November 5, 2009

An Authentic and Intentional Life

In August of 2008 I started graduate school at Perkins School of Theology which is a part of Southern Methodist University. I am in a Masters of Divinity program. An M.Div is the degree for folks who plan on being ordained ministers. The M.Div. is a significantly more extensive program than most master's degrees. In the United States the degree usually consists of well over 80 semester hours, as opposed to the usual 36 or 48.

Yup, I want to be an ordained minister. Can’t really tell you what that looks like right now but God is big and God has brought me to this point and I trust will take me the rest of the way (as long as I show up, pay attention, tell the truth, and let go of the outcome…).

One of the women I started the program with invited me to join a covenant group of other women in the program. The group is lead by an ordained minister. The woman who invited me to join is now in Dallas going to Perkins full time. We invited three other women in our program to join us.

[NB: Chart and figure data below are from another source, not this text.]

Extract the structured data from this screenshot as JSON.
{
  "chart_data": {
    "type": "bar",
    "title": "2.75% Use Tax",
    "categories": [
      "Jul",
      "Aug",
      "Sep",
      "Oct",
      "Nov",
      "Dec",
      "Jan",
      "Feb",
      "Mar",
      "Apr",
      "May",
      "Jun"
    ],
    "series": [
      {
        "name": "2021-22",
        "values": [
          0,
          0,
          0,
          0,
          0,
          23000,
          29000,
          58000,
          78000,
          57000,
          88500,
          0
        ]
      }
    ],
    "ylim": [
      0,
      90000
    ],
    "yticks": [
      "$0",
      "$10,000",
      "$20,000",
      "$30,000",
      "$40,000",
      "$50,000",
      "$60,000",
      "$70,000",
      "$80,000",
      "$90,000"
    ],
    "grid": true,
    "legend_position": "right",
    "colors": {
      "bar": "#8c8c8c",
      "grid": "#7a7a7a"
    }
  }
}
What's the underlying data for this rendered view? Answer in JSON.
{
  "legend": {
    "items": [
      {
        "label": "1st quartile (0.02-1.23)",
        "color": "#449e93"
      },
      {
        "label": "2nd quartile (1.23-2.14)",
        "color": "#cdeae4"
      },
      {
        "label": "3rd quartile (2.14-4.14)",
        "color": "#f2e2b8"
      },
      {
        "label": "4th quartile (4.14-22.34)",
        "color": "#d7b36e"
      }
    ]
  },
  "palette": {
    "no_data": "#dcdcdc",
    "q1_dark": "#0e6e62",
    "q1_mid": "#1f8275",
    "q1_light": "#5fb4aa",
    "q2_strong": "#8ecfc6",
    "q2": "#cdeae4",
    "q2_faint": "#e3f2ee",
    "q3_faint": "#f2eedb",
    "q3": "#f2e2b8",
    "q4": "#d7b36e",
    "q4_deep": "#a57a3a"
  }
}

The group is the kind of deal that unless you gonna tell truth there is no point in going. Kinda defeats the purpose. When we meet we all answer these questions:

  • How is it with your soul?
  • Where is God working in your life?
  • Where are you resisting God's work in your life/what obstacles are you experiencing to God's work in your life?

Pretty big questions. Sometimes I wonder which helps me more – my being honest or the honesty of the other women in the group.

The other night when we met I shared that I felt unsettled. For the past 20+ years my friends in 12-Step recovery have been my anchor. In addition to that I found great support from my old church and my parents. Both of my parents are gone, I am attending a different church now, and because of school I am becoming more distant from my posse in AA. It is unsettling. More than that though is the fact that I often don’t know what to say to my 12-Step friends when I am around them because my life is full of things that do not interest most of them.

In many ways I feel closer to the women in my covenant group than anyone else. I really don’t know them that well yet, and asking them for support is hard. I want more than anything though to live an authentic and intentional life – present in the moment for every bit of it. Even the uncomfortable stuff…

It is just unsettling. I have never been here before and I can’t clearly see the path ahead of me. I have to trust the process.

So there it is – I have put it out there. Whew! Sure makes it more manageable when I do.